‘Divergente: Leal’ reproduce exactamente lo mismo que las anteriores películas de la serie; banalizar sobre una sociedad distópica con carácter retroactivo, fomentar la ciencia-ficción repetitiva e intrascendente, ser el déjà vu del cine para adolescentes, el paradigma de una historia avasallada por la lógica y a la que ésta no acompaña -salvo en la primera media hora. El ejército de actores dispuestos en orden referencial para el público acérrimo a la causa, no pueden evitar la debacle de una historia que debe terminar cuanto antes. Cine del que -culpa de sus pretensiones- no se puede disfrutar en todo su espectro narrativo.
Una vez entrados en esa especie de Universo paralelo donde Shailene Woodley es la heroína que todo el público sabía que iba a ser -habiendo leído los libros de Veronica Roth o no- es complicado pedirle más a una película que parece darlo todo por no perder el ritmo de sus hermanas mayores. Leal mantiene una estrecha relación con la ciencia-ficción vanguardista, la que busca sorprender con desdoblamientos de la realidad y complejidades físicas que de elocuentes, terminan por ser un lastre en el desarrollo de la historia. Comienza con un escalón de margen sobre el precipicio, se sube a él con vehemencia y, pasada la primera media hora de entretenimiento, se tira al vacío arrastrando con ella a personajes, giros argumentales y cualquier ramificación que pudiera tenderle una mano en la caída.
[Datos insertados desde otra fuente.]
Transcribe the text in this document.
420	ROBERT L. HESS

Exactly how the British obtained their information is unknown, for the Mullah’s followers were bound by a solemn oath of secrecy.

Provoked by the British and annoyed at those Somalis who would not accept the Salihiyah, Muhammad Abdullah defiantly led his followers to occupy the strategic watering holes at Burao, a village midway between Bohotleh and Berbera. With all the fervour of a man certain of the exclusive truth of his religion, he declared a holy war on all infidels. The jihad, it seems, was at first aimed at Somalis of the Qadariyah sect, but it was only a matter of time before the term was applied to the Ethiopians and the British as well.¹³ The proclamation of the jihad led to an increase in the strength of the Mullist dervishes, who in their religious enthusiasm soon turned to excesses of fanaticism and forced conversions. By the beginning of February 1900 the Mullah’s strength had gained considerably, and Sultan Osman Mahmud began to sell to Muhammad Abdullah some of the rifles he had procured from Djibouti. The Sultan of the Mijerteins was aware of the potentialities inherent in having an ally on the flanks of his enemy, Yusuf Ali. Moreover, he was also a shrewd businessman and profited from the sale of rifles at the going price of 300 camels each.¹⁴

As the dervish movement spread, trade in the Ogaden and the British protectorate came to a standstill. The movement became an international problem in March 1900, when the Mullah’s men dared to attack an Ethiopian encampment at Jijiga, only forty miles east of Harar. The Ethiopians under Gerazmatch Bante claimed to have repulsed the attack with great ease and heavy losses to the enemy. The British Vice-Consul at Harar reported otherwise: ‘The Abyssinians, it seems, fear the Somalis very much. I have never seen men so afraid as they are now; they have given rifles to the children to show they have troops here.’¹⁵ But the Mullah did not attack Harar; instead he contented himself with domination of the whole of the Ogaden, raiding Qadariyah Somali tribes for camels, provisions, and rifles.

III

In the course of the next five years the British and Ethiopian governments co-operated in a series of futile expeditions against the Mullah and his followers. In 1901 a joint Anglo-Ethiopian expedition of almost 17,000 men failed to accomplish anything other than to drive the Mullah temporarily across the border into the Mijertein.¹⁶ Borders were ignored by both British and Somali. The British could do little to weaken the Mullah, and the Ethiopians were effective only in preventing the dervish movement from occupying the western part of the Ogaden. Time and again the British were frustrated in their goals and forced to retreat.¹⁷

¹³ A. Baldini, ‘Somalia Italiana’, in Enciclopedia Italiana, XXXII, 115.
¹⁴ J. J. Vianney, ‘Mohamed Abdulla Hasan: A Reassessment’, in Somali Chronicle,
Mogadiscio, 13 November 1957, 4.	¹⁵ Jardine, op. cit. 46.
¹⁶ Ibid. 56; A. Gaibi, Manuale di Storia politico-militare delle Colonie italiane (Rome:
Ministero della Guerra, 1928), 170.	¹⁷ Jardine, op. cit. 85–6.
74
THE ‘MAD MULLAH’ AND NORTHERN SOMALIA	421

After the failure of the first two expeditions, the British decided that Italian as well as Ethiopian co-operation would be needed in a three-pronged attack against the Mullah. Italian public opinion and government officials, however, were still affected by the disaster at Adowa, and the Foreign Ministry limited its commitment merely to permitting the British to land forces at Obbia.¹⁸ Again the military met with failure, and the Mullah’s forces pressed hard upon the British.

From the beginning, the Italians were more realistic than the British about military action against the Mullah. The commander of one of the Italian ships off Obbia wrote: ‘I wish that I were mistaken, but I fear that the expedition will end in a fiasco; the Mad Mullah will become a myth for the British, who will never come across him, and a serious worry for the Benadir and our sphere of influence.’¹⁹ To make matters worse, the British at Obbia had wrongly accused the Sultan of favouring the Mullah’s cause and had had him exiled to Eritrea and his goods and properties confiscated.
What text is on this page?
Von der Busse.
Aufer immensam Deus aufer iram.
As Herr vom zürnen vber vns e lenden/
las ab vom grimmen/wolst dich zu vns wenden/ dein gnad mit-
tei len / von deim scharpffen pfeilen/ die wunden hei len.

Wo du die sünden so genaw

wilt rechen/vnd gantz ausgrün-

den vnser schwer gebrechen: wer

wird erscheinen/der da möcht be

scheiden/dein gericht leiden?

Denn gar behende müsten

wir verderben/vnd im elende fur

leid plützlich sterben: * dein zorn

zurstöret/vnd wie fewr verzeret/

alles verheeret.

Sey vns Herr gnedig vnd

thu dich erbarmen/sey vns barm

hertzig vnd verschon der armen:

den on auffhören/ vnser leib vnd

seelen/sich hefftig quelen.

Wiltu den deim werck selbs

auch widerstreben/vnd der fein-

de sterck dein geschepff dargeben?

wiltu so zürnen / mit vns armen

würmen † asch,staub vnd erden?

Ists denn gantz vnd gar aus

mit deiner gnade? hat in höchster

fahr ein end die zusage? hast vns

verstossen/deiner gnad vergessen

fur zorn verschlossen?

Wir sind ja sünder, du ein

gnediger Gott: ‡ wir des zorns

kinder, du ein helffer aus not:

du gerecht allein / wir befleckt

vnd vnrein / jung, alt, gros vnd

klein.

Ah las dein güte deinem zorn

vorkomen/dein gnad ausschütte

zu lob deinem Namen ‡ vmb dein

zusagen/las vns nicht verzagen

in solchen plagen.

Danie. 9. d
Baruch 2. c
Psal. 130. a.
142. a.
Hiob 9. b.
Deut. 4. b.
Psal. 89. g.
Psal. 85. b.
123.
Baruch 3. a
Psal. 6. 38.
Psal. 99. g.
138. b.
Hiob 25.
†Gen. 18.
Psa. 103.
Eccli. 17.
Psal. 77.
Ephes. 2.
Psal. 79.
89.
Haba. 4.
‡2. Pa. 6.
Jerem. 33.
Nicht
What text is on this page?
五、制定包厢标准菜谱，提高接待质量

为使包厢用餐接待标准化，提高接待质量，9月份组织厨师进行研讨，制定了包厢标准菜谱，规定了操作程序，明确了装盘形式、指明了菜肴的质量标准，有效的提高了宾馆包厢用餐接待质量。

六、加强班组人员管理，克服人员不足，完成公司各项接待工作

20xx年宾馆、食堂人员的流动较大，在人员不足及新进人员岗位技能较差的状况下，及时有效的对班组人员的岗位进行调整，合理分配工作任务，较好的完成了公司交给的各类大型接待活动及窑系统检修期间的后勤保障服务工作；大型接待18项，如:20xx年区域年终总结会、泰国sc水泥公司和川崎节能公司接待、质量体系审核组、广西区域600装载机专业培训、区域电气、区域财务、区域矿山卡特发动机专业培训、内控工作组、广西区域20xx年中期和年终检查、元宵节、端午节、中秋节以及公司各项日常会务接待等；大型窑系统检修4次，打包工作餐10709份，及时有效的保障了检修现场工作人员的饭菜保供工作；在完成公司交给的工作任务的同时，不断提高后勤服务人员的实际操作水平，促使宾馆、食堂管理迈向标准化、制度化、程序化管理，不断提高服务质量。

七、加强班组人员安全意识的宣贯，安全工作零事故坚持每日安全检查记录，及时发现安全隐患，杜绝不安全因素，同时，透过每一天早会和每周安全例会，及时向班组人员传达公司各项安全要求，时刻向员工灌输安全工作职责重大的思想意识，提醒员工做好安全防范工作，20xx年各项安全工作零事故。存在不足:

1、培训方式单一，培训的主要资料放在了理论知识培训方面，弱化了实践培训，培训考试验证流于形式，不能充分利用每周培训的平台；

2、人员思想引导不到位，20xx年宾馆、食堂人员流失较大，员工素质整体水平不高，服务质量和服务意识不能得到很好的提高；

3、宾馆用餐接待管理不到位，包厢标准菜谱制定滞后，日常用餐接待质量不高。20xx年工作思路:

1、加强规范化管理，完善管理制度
Robert Schwentke, quien dirigió Insurgente con más mano izquierda que Neil Burger lo hizo con Divergente, se pierde entre las escenas de acción y los clichés del género, clichés que reducen el ingenio a los grandes escenarios y la épica mirada de Theo James cada vez que se puede derrumbar el sistema. Resulta cansado observar con atención cómo una estructura narrativa que se confunde a sí misma -y al espectador-, lucha por ser lo suficientemente buena como para no caer en el olvido cuando la violencia de la última entrega la empuje -otra vez- hacia el abismo, como para no provocar, con demasiada pusilanimidad, la condescendencia del espectador. Los planos no marcan una pauta en el guión, parecen alternados como si la música de Joseph Trapanese le hiciera algún bien. Leal es aburrida, resultadista y, lo peor de todo, pretenciosa. El espectador al que le gustasen las dos primeras entregas, quedará satisfecho con este ejercicio infantil sobre la lealtad, el amor y la dificultad de tomar decisiones para sobrevivir.
Desde que en 2001 se iniciara la fase de adaptación de Harry Potter, los arquetipos de ejemplo adolescente han ido creciendo hasta cotas realmente increíbles -por la falta de credibilidad, que no por su espectacularidad. James y Woodley, unidos a Ansel Elgort, Miles Teller -su trabajo en Whiplash parece ser transitorio- o Zoë Kravitz siguen sin saber cómo desarrollar un papel que, tras tres entregas, se antoja plano, insulso y con el carisma en busca y captura.
La poca armonía entre técnica visual, narrativa e interpretativa, hace de Leal un ejercicio menor, supeditado a la excusa del cine comercial, de entretenimiento. Schwentke ha fabricado un producto aburrido que trata de disimular con capas de mitología que poco tienen que ver con la causa inicial. Cuando el orgullo de una historia termina con las grandes ideas de la ciencia-ficción, es necesario un replanteamiento del sistema en forma, fondo y objetivo.